After a while, the constant cycle of downtime and recovery became annoying enough that I was ready to blow it all up and try a new approach.

V3 (You Are Here): Kubernetes All The Things!

After my battles with OpenStack, I had one overarching goal for the next homelab iteration: availability. Specifically, I wanted my lab to be able to tolerate a server going down without catastrophic consequences, and I wanted recovery to be relatively seamless. Also, I didn't want my home internet to get messed up if the homelab cluster went down (which had happened from time to time with the previous setup).

I ended up deploying a bare-metal Kubernetes cluster with three servers. To avoid any possibility of networking circular dependencies, I pulled everything network-related out of the cluster. My router/firewall runs VyOS on a mini-PC, and there are two "net service" Raspberry Pis running DNS servers and some related things like NTP servers. (This is an exception to my "two servers are worse than one" rule because DNS is stateless.)

The biggest roadblock to going "full Kubernetes" was the FreeNAS (now TrueNAS) VM I was using as a storage server. I solved this using Kubevirt, which is a nifty way of running VMs on top of Kubernetes. Kubevirt has been solid, even with exotic requirements like PCI passthrough—here is the YAML definition for the VM if you're curious.

Aside from networking and a smattering of Kubevirt VMs, everything I host runs on Kubernetes (including this blog and my mailing list). The overall architecture looks something like this:

Availability has been much better than the with OpenStack iteration (otherwise I wouldn't be comfortable hosting a blog on it). I still run into the occasional homelab-related uptime challenge (like last week a rat chewed through the fiber internet cable), but recovery is usually pretty painless.

What's Next?

I'm pretty happy with the current setup, so the future will probably be "more of the same". I'll continue deploying applications that seem interesting and probably add some more compute power at some point.

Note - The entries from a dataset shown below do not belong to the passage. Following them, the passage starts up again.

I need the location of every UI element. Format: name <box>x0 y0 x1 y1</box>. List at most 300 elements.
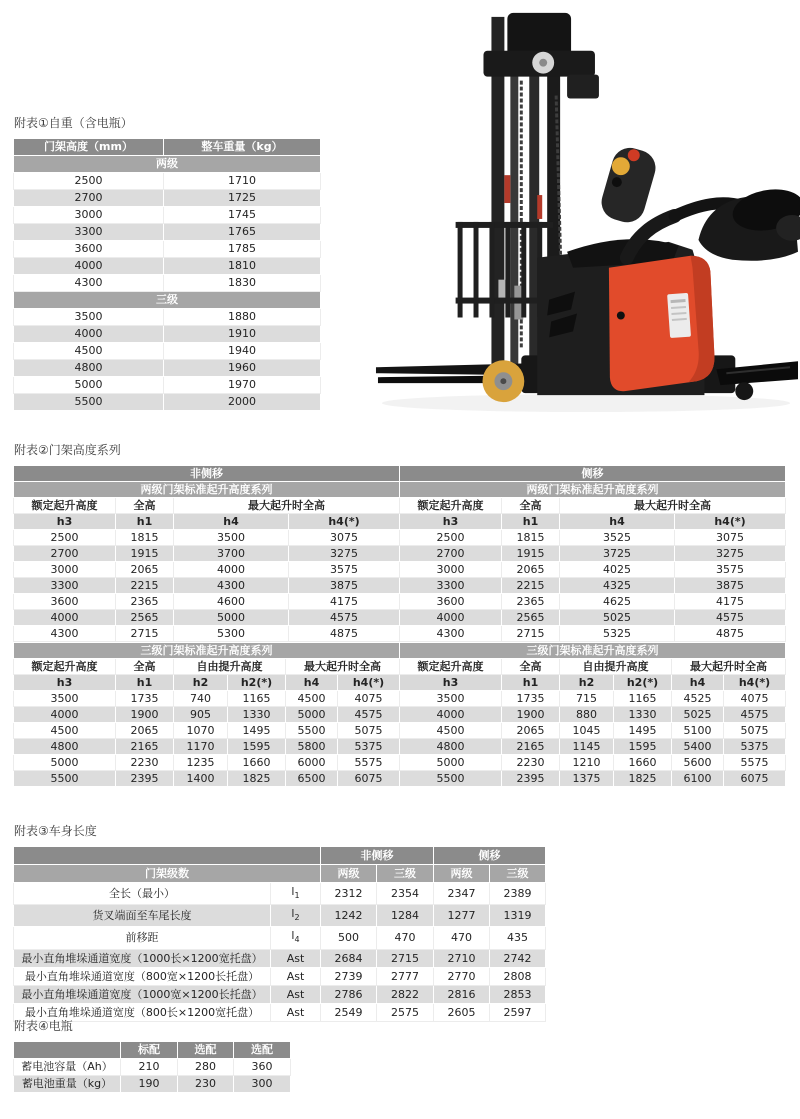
warning-label <box>504 175 510 203</box>
table-cell: 6500 <box>286 771 338 787</box>
data-row <box>14 739 786 755</box>
table-cell: 3600 <box>400 594 502 610</box>
symbol-cell: $l_1$ <box>271 883 321 905</box>
table-cell: 2065 <box>116 723 174 739</box>
column-header: 标配 <box>121 1042 178 1059</box>
table-cell: 1045 <box>560 723 614 739</box>
table-cell: 2165 <box>502 739 560 755</box>
column-group-header: 全高 <box>502 498 560 514</box>
table-cell: 5000 <box>400 755 502 771</box>
table-cell: 2389 <box>490 883 546 905</box>
table-cell: 2715 <box>377 949 434 967</box>
data-row <box>14 883 546 905</box>
sub-column-header: 两级 <box>434 865 490 883</box>
table-cell: 3300 <box>14 578 116 594</box>
symbol-cell: Ast <box>271 967 321 985</box>
table-cell: 5375 <box>724 739 786 755</box>
table-cell: 2000 <box>164 394 321 411</box>
table-cell: 1330 <box>614 707 672 723</box>
table-cell: 2770 <box>434 967 490 985</box>
table-cell: 4625 <box>560 594 675 610</box>
column-group-header: 最大起升时全高 <box>174 498 400 514</box>
table-cell: 3575 <box>289 562 400 578</box>
data-row <box>14 610 786 626</box>
row-label: 蓄电池容量（Ah） <box>14 1059 121 1076</box>
table-cell: 5600 <box>672 755 724 771</box>
table-cell: 1810 <box>164 258 321 275</box>
armrest-backrest <box>698 184 800 261</box>
table-cell: 5075 <box>338 723 400 739</box>
section-row <box>14 292 321 309</box>
sub-column-header: 三级 <box>490 865 546 883</box>
sub-column-header: h3 <box>400 514 502 530</box>
table-cell: 3300 <box>14 224 164 241</box>
data-row <box>14 562 786 578</box>
table-cell: 5325 <box>560 626 675 642</box>
table-cell: 4000 <box>400 610 502 626</box>
table-cell: 1735 <box>502 691 560 707</box>
table-cell: 1330 <box>228 707 286 723</box>
sub-column-header: h4 <box>672 675 724 691</box>
group-header: 非侧移 <box>14 466 400 482</box>
column-group-header: 全高 <box>502 659 560 675</box>
table-cell: 210 <box>121 1059 178 1076</box>
column-header: 选配 <box>234 1042 291 1059</box>
table-cell: 5300 <box>174 626 289 642</box>
data-row <box>14 1059 291 1076</box>
table-cell: 5375 <box>338 739 400 755</box>
table-cell: 300 <box>234 1076 291 1093</box>
table-cell: 4000 <box>14 707 116 723</box>
sub-column-header: h4(*) <box>675 514 786 530</box>
table-cell: 1745 <box>164 207 321 224</box>
corner-cell <box>14 1042 121 1059</box>
table-cell: 1400 <box>174 771 228 787</box>
table-cell: 2575 <box>377 1003 434 1021</box>
symbol-cell: $l_4$ <box>271 927 321 949</box>
table-cell: 3875 <box>289 578 400 594</box>
table-cell: 1815 <box>116 530 174 546</box>
sub-column-header: h4(*) <box>289 514 400 530</box>
table-cell: 2347 <box>434 883 490 905</box>
table-cell: 4875 <box>675 626 786 642</box>
table2-title: 附表②门架高度系列 <box>14 443 121 457</box>
table-cell: 6075 <box>338 771 400 787</box>
table-cell: 2354 <box>377 883 434 905</box>
mast-three-stage-table <box>13 642 786 787</box>
table-cell: 4000 <box>14 258 164 275</box>
table-cell: 1165 <box>614 691 672 707</box>
table-cell: 4575 <box>724 707 786 723</box>
section-band: 两级门架标准起升高度系列 <box>400 482 786 498</box>
sub-column-header: h4(*) <box>724 675 786 691</box>
table-cell: 3300 <box>400 578 502 594</box>
table-cell: 4800 <box>400 739 502 755</box>
table-cell: 2808 <box>490 967 546 985</box>
sub-column-header: h2(*) <box>614 675 672 691</box>
section-band: 三级门架标准起升高度系列 <box>400 643 786 659</box>
table-cell: 5000 <box>286 707 338 723</box>
table-cell: 2230 <box>116 755 174 771</box>
sub-column-header: 三级 <box>377 865 434 883</box>
table-cell: 1830 <box>164 275 321 292</box>
header-row <box>14 1042 291 1059</box>
data-row <box>14 309 321 326</box>
table-cell: 2710 <box>434 949 490 967</box>
data-row <box>14 905 546 927</box>
column-group-header: 最大起升时全高 <box>672 659 786 675</box>
sub-column-header: h4(*) <box>338 675 400 691</box>
data-row <box>14 173 321 190</box>
data-row <box>14 326 321 343</box>
mast-two-stage-table <box>13 465 786 642</box>
data-row <box>14 691 786 707</box>
table-cell: 2816 <box>434 985 490 1003</box>
table-cell: 5575 <box>338 755 400 771</box>
sub-column-header: h2 <box>174 675 228 691</box>
sub-column-header: h2(*) <box>228 675 286 691</box>
product-photo <box>372 0 800 418</box>
column-group-header: 自由提升高度 <box>174 659 286 675</box>
data-row <box>14 578 786 594</box>
table-cell: 435 <box>490 927 546 949</box>
table-cell: 5025 <box>672 707 724 723</box>
mast-height-section <box>13 441 786 787</box>
table-cell: 1277 <box>434 905 490 927</box>
table-cell: 2739 <box>321 967 377 985</box>
table-cell: 3500 <box>174 530 289 546</box>
table-cell: 2853 <box>490 985 546 1003</box>
table-cell: 4500 <box>14 343 164 360</box>
tiller-knob-yellow <box>612 157 630 175</box>
table-cell: 2215 <box>116 578 174 594</box>
table-cell: 1284 <box>377 905 434 927</box>
table-cell: 3500 <box>14 309 164 326</box>
column-group-header: 最大起升时全高 <box>560 498 786 514</box>
table-cell: 4000 <box>14 610 116 626</box>
table-cell: 1785 <box>164 241 321 258</box>
table-cell: 4525 <box>672 691 724 707</box>
table-cell: 360 <box>234 1059 291 1076</box>
table-cell: 2715 <box>116 626 174 642</box>
table-cell: 5575 <box>724 755 786 771</box>
table-cell: 1070 <box>174 723 228 739</box>
group-header: 非侧移 <box>321 847 434 865</box>
data-row <box>14 394 321 411</box>
data-row <box>14 258 321 275</box>
table-cell: 4575 <box>675 610 786 626</box>
sub-column-header: h4 <box>286 675 338 691</box>
table3-title: 附表③车身长度 <box>14 824 97 838</box>
data-row <box>14 377 321 394</box>
table-cell: 2065 <box>502 723 560 739</box>
table-cell: 3275 <box>289 546 400 562</box>
weight-table-section <box>13 114 321 411</box>
row-label: 全长（最小） <box>14 883 271 905</box>
table-cell: 230 <box>178 1076 234 1093</box>
data-row <box>14 343 321 360</box>
section-band: 三级门架标准起升高度系列 <box>14 643 400 659</box>
column-group-header: 额定起升高度 <box>14 659 116 675</box>
sub-column-header: h1 <box>502 514 560 530</box>
table-cell: 2700 <box>14 546 116 562</box>
table-cell: 2565 <box>502 610 560 626</box>
table-cell: 2597 <box>490 1003 546 1021</box>
data-row <box>14 360 321 377</box>
battery-table <box>13 1041 291 1093</box>
data-row <box>14 224 321 241</box>
table-cell: 4300 <box>14 275 164 292</box>
weight-table <box>13 138 321 411</box>
table-cell: 3000 <box>14 562 116 578</box>
table-cell: 1165 <box>228 691 286 707</box>
table-cell: 2165 <box>116 739 174 755</box>
symbol-cell: Ast <box>271 949 321 967</box>
symbol-cell: $l_2$ <box>271 905 321 927</box>
section-band: 两级门架标准起升高度系列 <box>14 482 400 498</box>
sub-column-header: h4 <box>560 514 675 530</box>
table-cell: 3600 <box>14 241 164 258</box>
header-row <box>14 139 321 156</box>
spec-sticker <box>667 293 691 338</box>
table-cell: 4500 <box>14 723 116 739</box>
table-cell: 1915 <box>502 546 560 562</box>
column-group-header: 额定起升高度 <box>400 659 502 675</box>
row-label: 蓄电池重量（kg） <box>14 1076 121 1093</box>
table-cell: 5025 <box>560 610 675 626</box>
table-cell: 3875 <box>675 578 786 594</box>
data-row <box>14 949 546 967</box>
table-cell: 5100 <box>672 723 724 739</box>
table-cell: 4000 <box>174 562 289 578</box>
table-cell: 2395 <box>502 771 560 787</box>
section-band: 两级 <box>14 156 321 173</box>
subheader-row <box>14 514 786 530</box>
table-cell: 1595 <box>228 739 286 755</box>
column-header: 整车重量（kg） <box>164 139 321 156</box>
sub-column-header: h2 <box>560 675 614 691</box>
table-cell: 4600 <box>174 594 289 610</box>
table-cell: 2500 <box>14 530 116 546</box>
table-cell: 1970 <box>164 377 321 394</box>
table-cell: 3000 <box>400 562 502 578</box>
body-length-section <box>13 822 546 1022</box>
table-cell: 4300 <box>400 626 502 642</box>
table4-title: 附表④电瓶 <box>14 1019 73 1033</box>
table-cell: 1910 <box>164 326 321 343</box>
table-cell: 3000 <box>14 207 164 224</box>
table-cell: 2500 <box>14 173 164 190</box>
sub-column-header: 两级 <box>321 865 377 883</box>
table-cell: 470 <box>377 927 434 949</box>
table-cell: 470 <box>434 927 490 949</box>
data-row <box>14 707 786 723</box>
table-cell: 740 <box>174 691 228 707</box>
battery-table-section <box>13 1017 291 1093</box>
table-cell: 1319 <box>490 905 546 927</box>
table-cell: 4575 <box>289 610 400 626</box>
data-row <box>14 723 786 739</box>
warning-label <box>537 195 542 219</box>
table-cell: 1880 <box>164 309 321 326</box>
table-cell: 1815 <box>502 530 560 546</box>
column-header: 门架高度（mm） <box>14 139 164 156</box>
table-cell: 1765 <box>164 224 321 241</box>
row-label: 前移距 <box>14 927 271 949</box>
column-group-header: 自由提升高度 <box>560 659 672 675</box>
table-cell: 3500 <box>400 691 502 707</box>
group-header-row <box>14 466 786 482</box>
section-band: 三级 <box>14 292 321 309</box>
column-group-header: 额定起升高度 <box>400 498 502 514</box>
table-cell: 880 <box>560 707 614 723</box>
table-cell: 2777 <box>377 967 434 985</box>
table-cell: 2365 <box>502 594 560 610</box>
table-cell: 3525 <box>560 530 675 546</box>
table-cell: 4500 <box>286 691 338 707</box>
table-cell: 1960 <box>164 360 321 377</box>
sub-column-header: h4 <box>174 514 289 530</box>
column-group-header: 全高 <box>116 498 174 514</box>
column-header: 门架级数 <box>14 865 321 883</box>
table-cell: 4075 <box>724 691 786 707</box>
data-row <box>14 626 786 642</box>
tiller-button-red <box>628 149 640 161</box>
table-cell: 4175 <box>675 594 786 610</box>
table-cell: 1375 <box>560 771 614 787</box>
column-group-header: 全高 <box>116 659 174 675</box>
data-row <box>14 1076 291 1093</box>
table-cell: 4000 <box>400 707 502 723</box>
table-cell: 1735 <box>116 691 174 707</box>
table-cell: 3500 <box>14 691 116 707</box>
table-cell: 5500 <box>14 394 164 411</box>
sub-column-header: h3 <box>400 675 502 691</box>
table-cell: 1235 <box>174 755 228 771</box>
row-label: 最小直角堆垛通道宽度（1000长×1200宽托盘） <box>14 949 271 967</box>
group-header: 侧移 <box>400 466 786 482</box>
row-label: 最小直角堆垛通道宽度（800宽×1200长托盘） <box>14 967 271 985</box>
column-group-header: 最大起升时全高 <box>286 659 400 675</box>
data-row <box>14 530 786 546</box>
table-cell: 1710 <box>164 173 321 190</box>
symbol-cell: Ast <box>271 985 321 1003</box>
section-row <box>14 643 786 659</box>
symbol-cell: Ast <box>271 1003 321 1021</box>
front-wheel <box>482 360 524 402</box>
table-cell: 500 <box>321 927 377 949</box>
table-cell: 6075 <box>724 771 786 787</box>
table-cell: 5500 <box>286 723 338 739</box>
table-cell: 3575 <box>675 562 786 578</box>
data-row <box>14 207 321 224</box>
data-row <box>14 546 786 562</box>
table-cell: 2786 <box>321 985 377 1003</box>
corner-cell <box>14 847 321 865</box>
table-cell: 3075 <box>289 530 400 546</box>
table-cell: 2065 <box>116 562 174 578</box>
table-cell: 4325 <box>560 578 675 594</box>
table-cell: 1725 <box>164 190 321 207</box>
data-row <box>14 755 786 771</box>
table-cell: 1660 <box>228 755 286 771</box>
table-cell: 2500 <box>400 530 502 546</box>
floor-shadow <box>382 394 790 412</box>
table-cell: 905 <box>174 707 228 723</box>
column-header: 选配 <box>178 1042 234 1059</box>
data-row <box>14 771 786 787</box>
table-cell: 1595 <box>614 739 672 755</box>
data-row <box>14 241 321 258</box>
sub-column-header: h1 <box>116 675 174 691</box>
table1-title: 附表①自重（含电瓶） <box>14 116 133 130</box>
table-cell: 4575 <box>338 707 400 723</box>
table-cell: 2715 <box>502 626 560 642</box>
subheader-row <box>14 865 546 883</box>
table-cell: 2822 <box>377 985 434 1003</box>
table-cell: 3700 <box>174 546 289 562</box>
table-cell: 1900 <box>502 707 560 723</box>
subheader-row <box>14 675 786 691</box>
table-cell: 2565 <box>116 610 174 626</box>
colgroup-row <box>14 498 786 514</box>
table-cell: 280 <box>178 1059 234 1076</box>
table-cell: 6100 <box>672 771 724 787</box>
table-cell: 4300 <box>174 578 289 594</box>
table-cell: 715 <box>560 691 614 707</box>
table-cell: 3725 <box>560 546 675 562</box>
table-cell: 1145 <box>560 739 614 755</box>
table-cell: 4300 <box>14 626 116 642</box>
table-cell: 2605 <box>434 1003 490 1021</box>
data-row <box>14 927 546 949</box>
table-cell: 4500 <box>400 723 502 739</box>
table-cell: 3075 <box>675 530 786 546</box>
data-row <box>14 190 321 207</box>
table-cell: 2549 <box>321 1003 377 1021</box>
table-cell: 190 <box>121 1076 178 1093</box>
table-cell: 1915 <box>116 546 174 562</box>
table-cell: 6000 <box>286 755 338 771</box>
group-header: 侧移 <box>434 847 546 865</box>
data-row <box>14 985 546 1003</box>
table-cell: 1900 <box>116 707 174 723</box>
table-cell: 5500 <box>14 771 116 787</box>
table-cell: 5800 <box>286 739 338 755</box>
table-cell: 4800 <box>14 739 116 755</box>
table-cell: 1495 <box>614 723 672 739</box>
reach-truck-illustration <box>372 0 800 418</box>
table-cell: 1825 <box>614 771 672 787</box>
sub-column-header: h1 <box>116 514 174 530</box>
table-cell: 1242 <box>321 905 377 927</box>
colgroup-row <box>14 659 786 675</box>
table-cell: 2230 <box>502 755 560 771</box>
table-cell: 1940 <box>164 343 321 360</box>
table-cell: 1170 <box>174 739 228 755</box>
body-length-table <box>13 846 546 1022</box>
table-cell: 5000 <box>14 755 116 771</box>
red-cover <box>609 256 715 391</box>
table-cell: 2700 <box>14 190 164 207</box>
sub-column-header: h3 <box>14 514 116 530</box>
table-cell: 1660 <box>614 755 672 771</box>
table-cell: 1495 <box>228 723 286 739</box>
data-row <box>14 967 546 985</box>
table-cell: 5075 <box>724 723 786 739</box>
sub-column-header: h3 <box>14 675 116 691</box>
table-cell: 2395 <box>116 771 174 787</box>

I also want to write some more deep-dives about my homelab and related topics. I've taken on some interesting projects like:

  • K8s node provisioning using Terraform and network booting
  • Encryption at rest and in transit for pretty much everything (with minimal manual intervention)
  • Declarative firewall management with VyOS and Ansible
  • Hardware-virtualized VM networking with SR-IOV
  • GitOps CD with deterministic Go builds and deployments

Let me know in the comments (self-hosted of course) if there's something you'd find interesting to cover. (I had to turn off the comments so just drop me a line.)



There's a quick reference to OpenStack in one of my early blog posts to give a sense of the timeframe.